VUS: Effective and Efficient Accuracy Measures for Time-Series Anomaly Detection
Paul Boniol, Ashwin K. Krishna, Marine Bruel, Qinghua Liu, Mingyi Huang, Themis Palpanas, Ruey S. Tsay, Aaron Elmore, Michael J. Franklin, John Paparrizos
TL;DR
The paper tackles the problem of evaluating time-series anomaly detectors with robust, threshold-independent metrics capable of handling range-based (subsequence) anomalies. It first confirms limitations of traditional point-based and threshold-based measures and demonstrates that AUC-based metrics, while threshold-independent, still falter under lag, noise, and varying anomaly cardinality.
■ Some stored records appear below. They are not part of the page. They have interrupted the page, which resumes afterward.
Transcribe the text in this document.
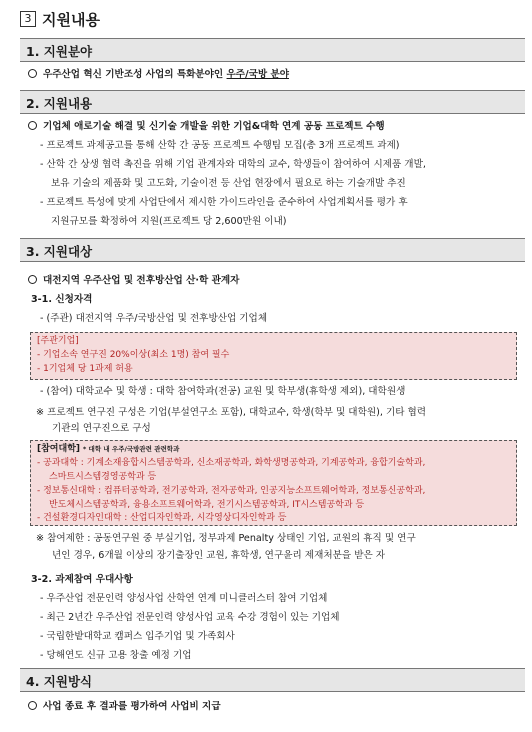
3 지원내용
1. 지원분야
우주산업 혁신 기반조성 사업의 특화분야인 우주/국방 분야
2. 지원내용
기업체 애로기술 해결 및 신기술 개발을 위한 기업&대학 연계 공동 프로젝트 수행
- 프로젝트 과제공고를 통해 산학 간 공동 프로젝트 수행팀 모집(총 3개 프로젝트 과제)
- 산학 간 상생 협력 촉진을 위해 기업 관계자와 대학의 교수, 학생들이 참여하여 시제품 개발,
보유 기술의 제품화 및 고도화, 기술이전 등 산업 현장에서 필요로 하는 기술개발 추진
- 프로젝트 특성에 맞게 사업단에서 제시한 가이드라인을 준수하여 사업계획서를 평가 후
지원규모를 확정하여 지원(프로젝트 당 2,600만원 이내)
3. 지원대상
대전지역 우주산업 및 전후방산업 산·학 관계자
3-1. 신청자격
- (주관) 대전지역 우주/국방산업 및 전후방산업 기업체
[주관기업]
- 기업소속 연구진 20%이상(최소 1명) 참여 필수
- 1기업체 당 1과제 허용
- (참여) 대학교수 및 학생 : 대학 참여학과(전공) 교원 및 학부생(휴학생 제외), 대학원생
※ 프로젝트 연구진 구성은 기업(부설연구소 포함), 대학교수, 학생(학부 및 대학원), 기타 협력
기관의 연구진으로 구성
[참여대학] * 대학 내 우주/국방관련 관련학과
- 공과대학 : 기계소재융합시스템공학과, 신소재공학과, 화학생명공학과, 기계공학과, 융합기술학과,
스마트시스템경영공학과 등
- 정보통신대학 : 컴퓨터공학과, 전기공학과, 전자공학과, 인공지능소프트웨어학과, 정보통신공학과,
반도체시스템공학과, 융용소프트웨어학과, 전기시스템공학과, IT시스템공학과 등
- 건설환경디자인대학 : 산업디자인학과, 시각영상디자인학과 등
※ 참여제한 : 공동연구원 중 부실기업, 정부과제 Penalty 상태인 기업, 교원의 휴직 및 연구
년인 경우, 6개월 이상의 장기출장인 교원, 휴학생, 연구윤리 제재처분을 받은 자
3-2. 과제참여 우대사항
- 우주산업 전문인력 양성사업 산학연 연계 미니클러스터 참여 기업체
- 최근 2년간 우주산업 전문인력 양성사업 교육 수강 경험이 있는 기업체
- 국립한밭대학교 캠퍼스 입주기업 및 가족회사
- 당해연도 신규 고용 창출 예정 기업
4. 지원방식
사업 종료 후 결과를 평가하여 사업비 지급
To address this, the authors introduce Range-AUC (range-aware ROC/PR) and the Volume Under the Surface (VUS) framework, which extends AUC to consider multiple buffer lengths and thresholds; they also propose two optimized VUS implementations (VUS_opt and VUS_opt_mem) to improve practicality. Extensive experiments across 10 datasets and 900 time-series show that VUS-based measures, particularly VUS-ROC, offer superior robustness, separability, and consistency compared with existing measures, albeit with higher offline computational cost than traditional AUC methods. The work provides a principled, scalable approach to evaluating time-series AD methods and suggests that VUS-based measures should be favored for reliable benchmarking and method comparison in practice.
Abstract
Anomaly detection (AD) is a fundamental task for time-series analytics with important implications for the downstream performance of many applications. In contrast to other domains where AD mainly focuses on point-based anomalies (i.e., outliers in standalone observations), AD for time series is also concerned with range-based anomalies (i.e., outliers spanning multiple observations). Nevertheless, it is common to use traditional point-based information retrieval measures, such as Precision, Recall, and F-score, to assess the quality of methods by thresholding the anomaly score to mark each point as an anomaly or not. However, mapping discrete labels into continuous data introduces unavoidable shortcomings, complicating the evaluation of range-based anomalies. Notably, the choice of evaluation measure may significantly bias the experimental outcome. Despite over six decades of attention, there has never been a large-scale systematic quantitative and qualitative analysis of time-series AD evaluation measures. This paper extensively evaluates quality measures for time-series AD to assess their robustness under noise, misalignments, and different anomaly cardinality ratios. Our results indicate that measures producing quality values independently of a threshold (i.e., AUC-ROC and AUC-PR) are more suitable for time-series AD. Motivated by this observation, we first extend the AUC-based measures to account for range-based anomalies. Then, we introduce a new family of parameter-free and threshold-independent measures, Volume Under the Surface (VUS), to evaluate methods while varying parameters. We also introduce two optimized implementations for VUS that reduce significantly the execution time of the initial implementation. Our findings demonstrate that our four measures are significantly more robust in assessing the quality of time-series AD methods.